Am stärksten empfinde ich die erste Strophe, die bildhaft ist und dem Leser die Verallgemeinerung überlässt.
Insgesamt aber sehe ich es als ein gutes Werk an. ("Gut" nicht als Schulnote lesen, es ist also keine Einstufung.)



Viele Grüße von Bernd

Redakteur in diesem Forum
 

Tula

Mitglied
Hallo Artbeck

ich stimme gern zu, solch einen gelungenen Einstand liest man eher selten. Wie lange der Fund schon im Moor lag, bleibt ja offen, auch die Natur der Artefakte. Insofern bleibt für mich das Ende offen genug.

Die vorletzte Zeile hat bei mir eine Silbe zu viel (?). Das sollte leicht zu beheben sein.

Sehr gern gelesen

LG
Tula
 
Guten Morgen, Bernd!

Vielen Dank für deine Rückmeldung!

Das Verfassen des letzten Terzetts fand ich besonders schwierig, zumal eine „Moral“ auch beabsichtigt war.

Deine Kritik, bezogen auf Vers 12, leuchtet mir ein: Vielleicht müsste man das „Wüten“ der „Menschenhasser“ bildhafter und in Beispielen konkretisieren und mir fällt noch eine Alternative ein.
Gemeint war u.a., dass sich Gewalt zeitlos wie ein roter Faden durch die Menschheitsgeschichte zieht – und die Natur (abgestorbenes Wollgras und Torfmoos als Moorbilder) in diesem Fall durch das Konservieren von Moorleichen eine Art Beitrag leistet, dass diese Erkenntnis nicht zu banal, sondern vielleicht wie ein Appell auf unser Mitgefühl wirkt.
Ein konkretes Beispiel wäre der „Tollund-Mann“, eine in Dänemark gefundene, vollständig erhaltene Moorleiche mit klar erkennbaren Gesichtszügen und einer Lederschlinge um den Hals.

Der irische Dichter Seamus Heaney hat hierzu mit „The Tollund Man“ ein eindringliches Gedicht geschrieben…

Ich freue mich auch schon auf einen interessanten Austausch in diesem Forum!

Gruß,
Artbeck

@ Guten Morgen, Tula!

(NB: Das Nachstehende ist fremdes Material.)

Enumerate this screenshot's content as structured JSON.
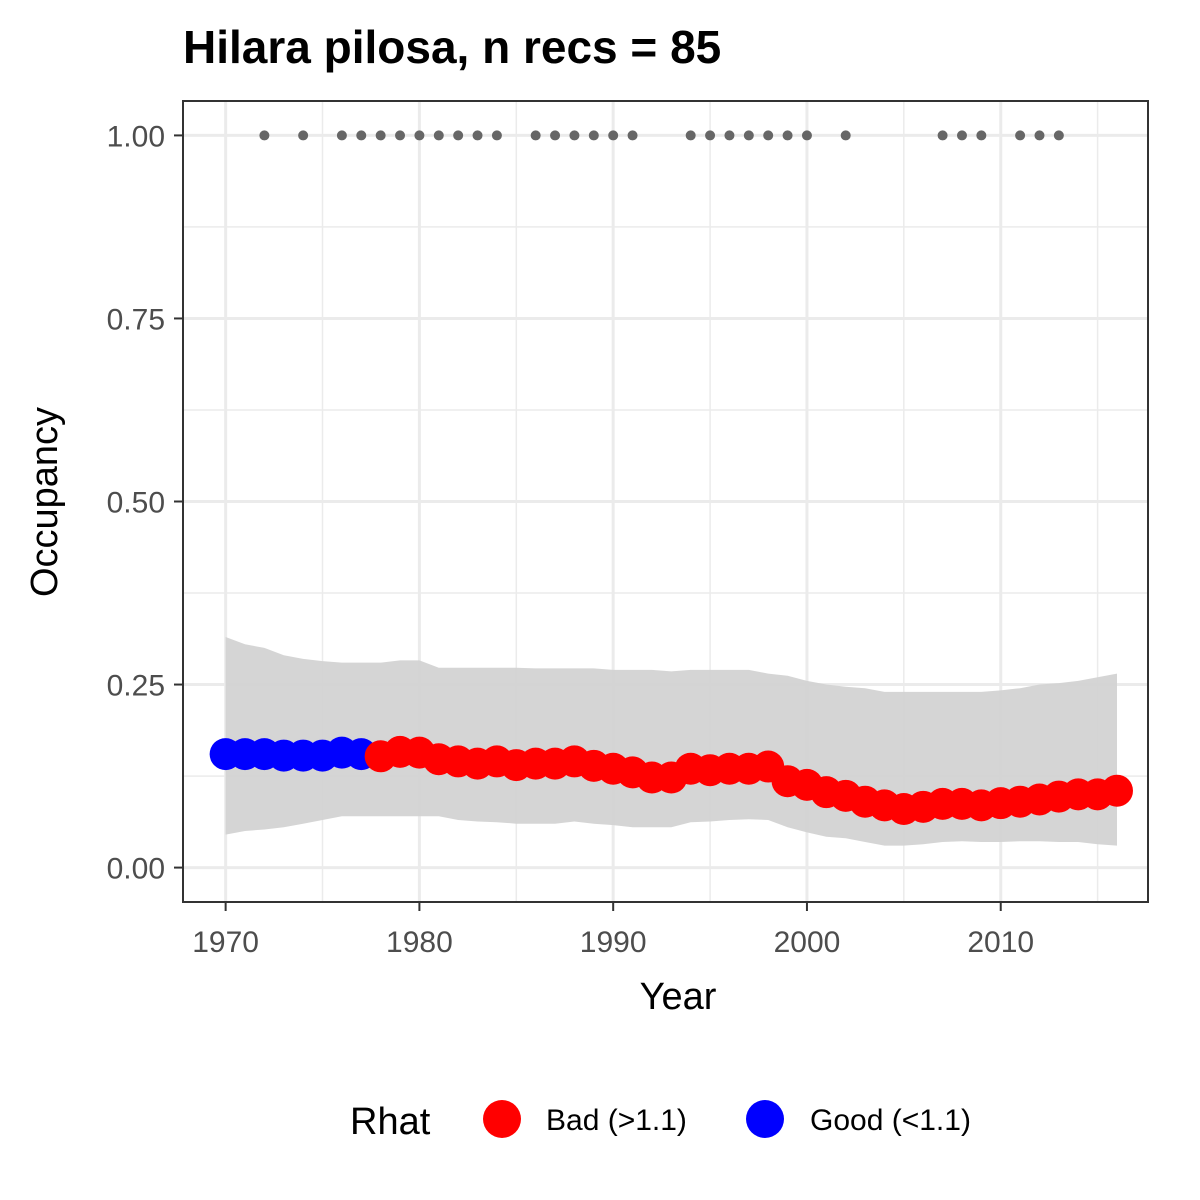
{
  "chart_data": {
    "type": "line",
    "title": "Hilara pilosa, n recs = 85",
    "xlabel": "Year",
    "ylabel": "Occupancy",
    "xlim": [
      1967.8,
      2017.6
    ],
    "ylim": [
      -0.047,
      1.047
    ],
    "x_ticks": [
      1970,
      1980,
      1990,
      2000,
      2010
    ],
    "x_tick_labels": [
      "1970",
      "1980",
      "1990",
      "2000",
      "2010"
    ],
    "y_ticks": [
      0,
      0.25,
      0.5,
      0.75,
      1.0
    ],
    "y_tick_labels": [
      "0.00",
      "0.25",
      "0.50",
      "0.75",
      "1.00"
    ],
    "grid": true,
    "legend": {
      "title": "Rhat",
      "position": "bottom",
      "entries": [
        {
          "label": "Bad (>1.1)",
          "color": "#ff0000"
        },
        {
          "label": "Good (<1.1)",
          "color": "#0000ff"
        }
      ]
    },
    "colors": {
      "bad": "#ff0000",
      "good": "#0000ff",
      "ribbon": "#d3d3d3",
      "records": "#666666"
    },
    "occupancy": {
      "years": [
        1970,
        1971,
        1972,
        1973,
        1974,
        1975,
        1976,
        1977,
        1978,
        1979,
        1980,
        1981,
        1982,
        1983,
        1984,
        1985,
        1986,
        1987,
        1988,
        1989,
        1990,
        1991,
        1992,
        1993,
        1994,
        1995,
        1996,
        1997,
        1998,
        1999,
        2000,
        2001,
        2002,
        2003,
        2004,
        2005,
        2006,
        2007,
        2008,
        2009,
        2010,
        2011,
        2012,
        2013,
        2014,
        2015,
        2016
      ],
      "mean": [
        0.155,
        0.155,
        0.155,
        0.153,
        0.153,
        0.153,
        0.157,
        0.155,
        0.152,
        0.158,
        0.157,
        0.148,
        0.145,
        0.142,
        0.145,
        0.14,
        0.142,
        0.142,
        0.145,
        0.139,
        0.135,
        0.13,
        0.123,
        0.123,
        0.135,
        0.133,
        0.135,
        0.135,
        0.138,
        0.118,
        0.113,
        0.103,
        0.098,
        0.09,
        0.085,
        0.08,
        0.083,
        0.087,
        0.087,
        0.085,
        0.088,
        0.09,
        0.093,
        0.097,
        0.1,
        0.1,
        0.105
      ],
      "lower": [
        0.045,
        0.05,
        0.052,
        0.055,
        0.06,
        0.065,
        0.07,
        0.07,
        0.07,
        0.07,
        0.07,
        0.07,
        0.065,
        0.063,
        0.062,
        0.06,
        0.06,
        0.06,
        0.063,
        0.06,
        0.058,
        0.055,
        0.055,
        0.055,
        0.062,
        0.063,
        0.065,
        0.066,
        0.065,
        0.055,
        0.048,
        0.042,
        0.04,
        0.035,
        0.03,
        0.03,
        0.032,
        0.035,
        0.036,
        0.035,
        0.035,
        0.036,
        0.036,
        0.035,
        0.035,
        0.032,
        0.03
      ],
      "upper": [
        0.315,
        0.305,
        0.3,
        0.29,
        0.285,
        0.282,
        0.28,
        0.28,
        0.28,
        0.283,
        0.283,
        0.273,
        0.273,
        0.273,
        0.273,
        0.273,
        0.272,
        0.272,
        0.272,
        0.272,
        0.27,
        0.27,
        0.27,
        0.268,
        0.27,
        0.27,
        0.27,
        0.27,
        0.265,
        0.262,
        0.255,
        0.25,
        0.247,
        0.245,
        0.24,
        0.24,
        0.24,
        0.24,
        0.24,
        0.24,
        0.242,
        0.245,
        0.25,
        0.252,
        0.255,
        0.26,
        0.265
      ],
      "rhat": [
        "Good",
        "Good",
        "Good",
        "Good",
        "Good",
        "Good",
        "Good",
        "Good",
        "Bad",
        "Bad",
        "Bad",
        "Bad",
        "Bad",
        "Bad",
        "Bad",
        "Bad",
        "Bad",
        "Bad",
        "Bad",
        "Bad",
        "Bad",
        "Bad",
        "Bad",
        "Bad",
        "Bad",
        "Bad",
        "Bad",
        "Bad",
        "Bad",
        "Bad",
        "Bad",
        "Bad",
        "Bad",
        "Bad",
        "Bad",
        "Bad",
        "Bad",
        "Bad",
        "Bad",
        "Bad",
        "Bad",
        "Bad",
        "Bad",
        "Bad",
        "Bad",
        "Bad",
        "Bad"
      ]
    },
    "record_years": {
      "y": 1.0,
      "x": [
        1972,
        1974,
        1976,
        1977,
        1978,
        1979,
        1980,
        1981,
        1982,
        1983,
        1984,
        1986,
        1987,
        1988,
        1989,
        1990,
        1991,
        1994,
        1995,
        1996,
        1997,
        1998,
        1999,
        2000,
        2002,
        2007,
        2008,
        2009,
        2011,
        2012,
        2013
      ]
    }
  }
}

Vielen Dank auch für die Schilderung deiner Wahrnehmung, freut mich sehr! Stimmt, den vorletzten Vers müsste ich noch um eine Silbe kürzen – werde mir da noch Gedanken machen.

Gruß,
Artbeck
 

hermannknehr

Mitglied
Hallo Artbeck,
ein stimmungsvolles, tiefgründiges Sonett, dass mich sofort angesprochen hat. Die düstere Moorlandschaft wird wunderbar mit den melancholischen Gedanken des Autors verknüpft. Auch ich finde, dass die Terzette (insbesondere das zweite) etwas abfallen. Vielleicht müsste man die Moral gar nicht so explizit herausstellen, es würde genügen, sie anzudeuten.
Es macht trotzdem Freude es zu lesen.
LG
Hermann
 
Hallo, Hermann!

Vielen Dank fürs Lesen und für deine motivierenden Worte! Schön, dass ich mit dem Gedicht eine bestimmte Stimmung hervorrufen konnte. Es bestärkt mich darin, es mit den beiden Quartetten erst einmal so zu belassen. Über die Terzette und deinen Tipp am Schluss werde ich noch genauer nachdenken.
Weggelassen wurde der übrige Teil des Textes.